Abstract

ObjectiveThe thoracic duct is the largest lymphatic vessel in the body, and carries fluid and nutrients absorbed in abdominal organs to the central venous circulation. Thoracic duct obstruction can cause significant failure of the lymphatic circulation (i.e., protein-losing enteropathy, plastic bronchitis, etc.). Surgical anastomosis between the thoracic duct and central venous circulation has been used to treat thoracic duct obstruction but cannot provide lymphatic decompression in patients with superior vena cava obstruction or chronically elevated central venous pressures (e.g., right heart failure, single ventricle physiology, etc.). Therefore, this preclinical feasibility study sought to develop a novel and optimal surgical technique for creating a thoracic duct-to-pulmonary vein lymphovenous anastomosis (LVA) in swine that could remain patent and preserve unidirectional lymphatic fluid flow into the systemic venous circulation to provide therapeutic decompression of the lymphatic circulation even at high central venous pressures.
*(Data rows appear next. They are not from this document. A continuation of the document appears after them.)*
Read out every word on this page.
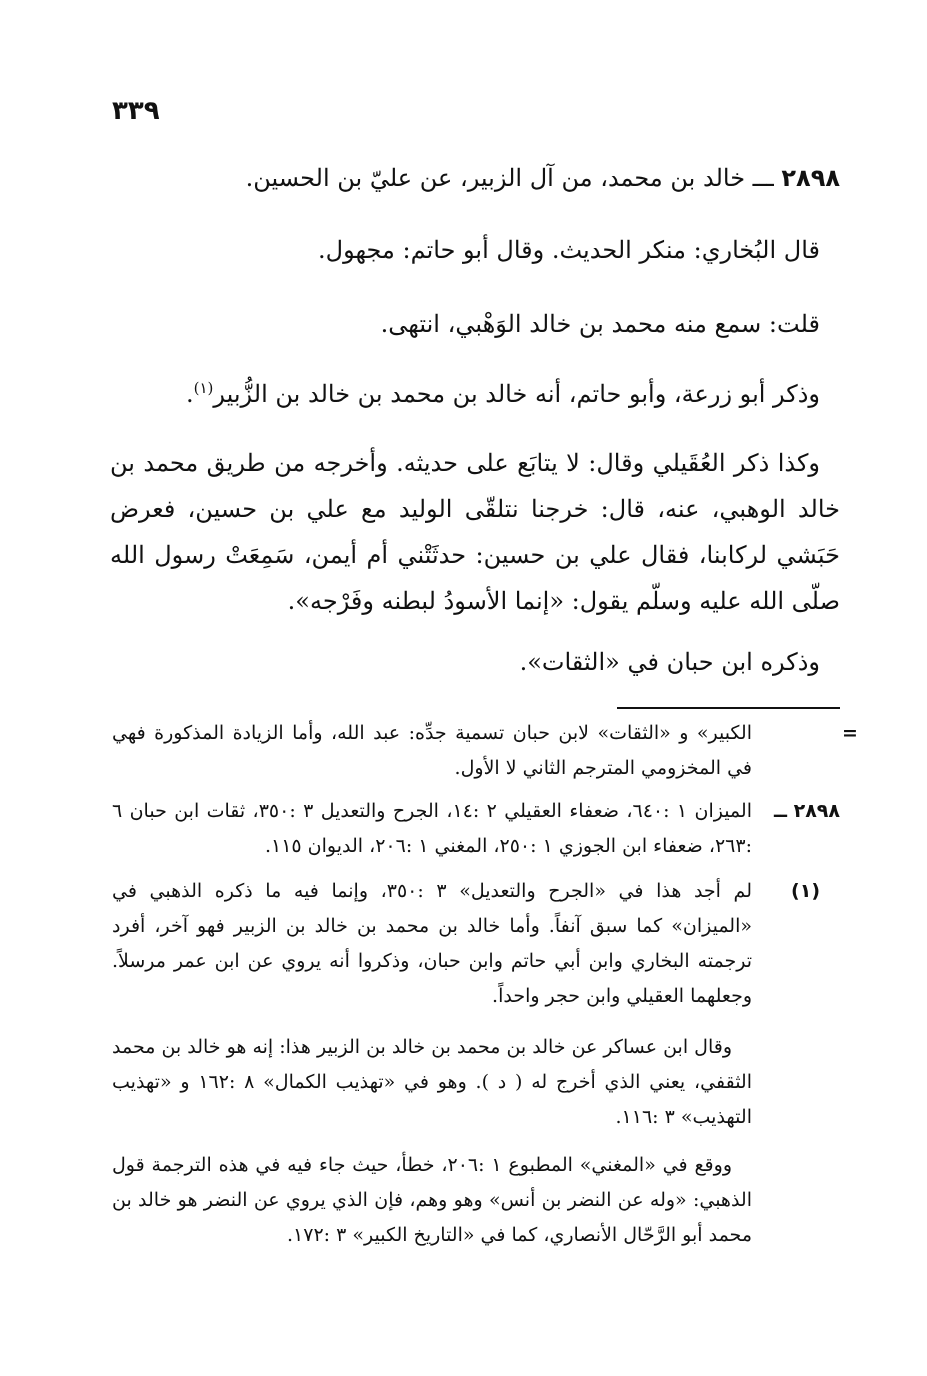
٣٣٩

٢٨٩٨ ـــ خالد بن محمد، من آل الزبير، عن عليّ بن الحسين.

قال البُخاري: منكر الحديث. وقال أبو حاتم: مجهول.

قلت: سمع منه محمد بن خالد الوَهْبي، انتهى.

وذكر أبو زرعة، وأبو حاتم، أنه خالد بن محمد بن خالد بن الزُّبير$^{(١)}$.

وكذا ذكر العُقَيلي وقال: لا يتابَع على حديثه. وأخرجه من طريق محمد بن خالد الوهبي، عنه، قال: خرجنا نتلقّى الوليد مع علي بن حسين، فعرض حَبَشي لركابنا، فقال علي بن حسين: حدثَتْني أم أيمن، سَمِعَتْ رسول الله صلّى الله عليه وسلّم يقول: «إنما الأسودُ لبطنه وفَرْجه».

وذكره ابن حبان في «الثقات».

=
الكبير» و «الثقات» لابن حبان تسمية جدِّه: عبد الله، وأما الزيادة المذكورة فهي في المخزومي المترجم الثاني لا الأول.
٢٨٩٨ ــ
الميزان ١ :٦٤٠، ضعفاء العقيلي ٢ :١٤، الجرح والتعديل ٣ :٣٥٠، ثقات ابن حبان ٦ :٢٦٣، ضعفاء ابن الجوزي ١ :٢٥٠، المغني ١ :٢٠٦، الديوان ١١٥.
(١)
لم أجد هذا في «الجرح والتعديل» ٣ :٣٥٠، وإنما فيه ما ذكره الذهبي في «الميزان» كما سبق آنفاً. وأما خالد بن محمد بن خالد بن الزبير فهو آخر، أفرد ترجمته البخاري وابن أبي حاتم وابن حبان، وذكروا أنه يروي عن ابن عمر مرسلاً. وجعلهما العقيلي وابن حجر واحداً.
وقال ابن عساكر عن خالد بن محمد بن خالد بن الزبير هذا: إنه هو خالد بن محمد الثقفي، يعني الذي أخرج له ( د ). وهو في «تهذيب الكمال» ٨ :١٦٢ و «تهذيب التهذيب» ٣ :١١٦.
ووقع في «المغني» المطبوع ١ :٢٠٦، خطأ، حيث جاء فيه في هذه الترجمة قول الذهبي: «وله عن النضر بن أنس» وهو وهم، فإن الذي يروي عن النضر هو خالد بن محمد أبو الرَّحّال الأنصاري، كما في «التاريخ الكبير» ٣ :١٧٢.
MethodsA thoracic duct-to-pulmonary vein LVA was attempted in 10 piglets (median age 80 [IQR 80–83] days; weight 22.5 [IQR 21.4–26.8] kg). After a right thoracotomy, the thoracic duct was mobilized, transected, and anastomosed to the right inferior pulmonary vein. Animals were systemically anticoagulated on post-operative day 1. Lymphangiography was used to evaluate LVA patency up to post-operative day 7. ResultsA thoracic duct-to-pulmonary vein LVA was successfully completed in 8/10 (80.0%) piglets, of which 6/8 (75.0%) survived to the intended study endpoint without any complication (median 6 [IQR 4–7] days). Initially, 2/10 (20.0%) LVAs were aborted intraoperatively, and 2/10 (20.0%) animals were euthanized early due to post-operative complications. However, using an optimized surgical technique, the success rate for creating a thoracic duct-to-pulmonary vein LVA in six animals was 100%, all of which survived to their intended study endpoint without any complications (median 6 [IQR 4–7] days). LVAs remained patent for up to seven days. ConclusionA thoracic duct-to-pulmonary vein LVA can be completed safely and remain patent for at least one week with systemic anticoagulation, which provides an important proof-of-concept that this novel intervention could effectively offload the lymphatic circulation in patients with lymphatic failure and elevated central venous pressures.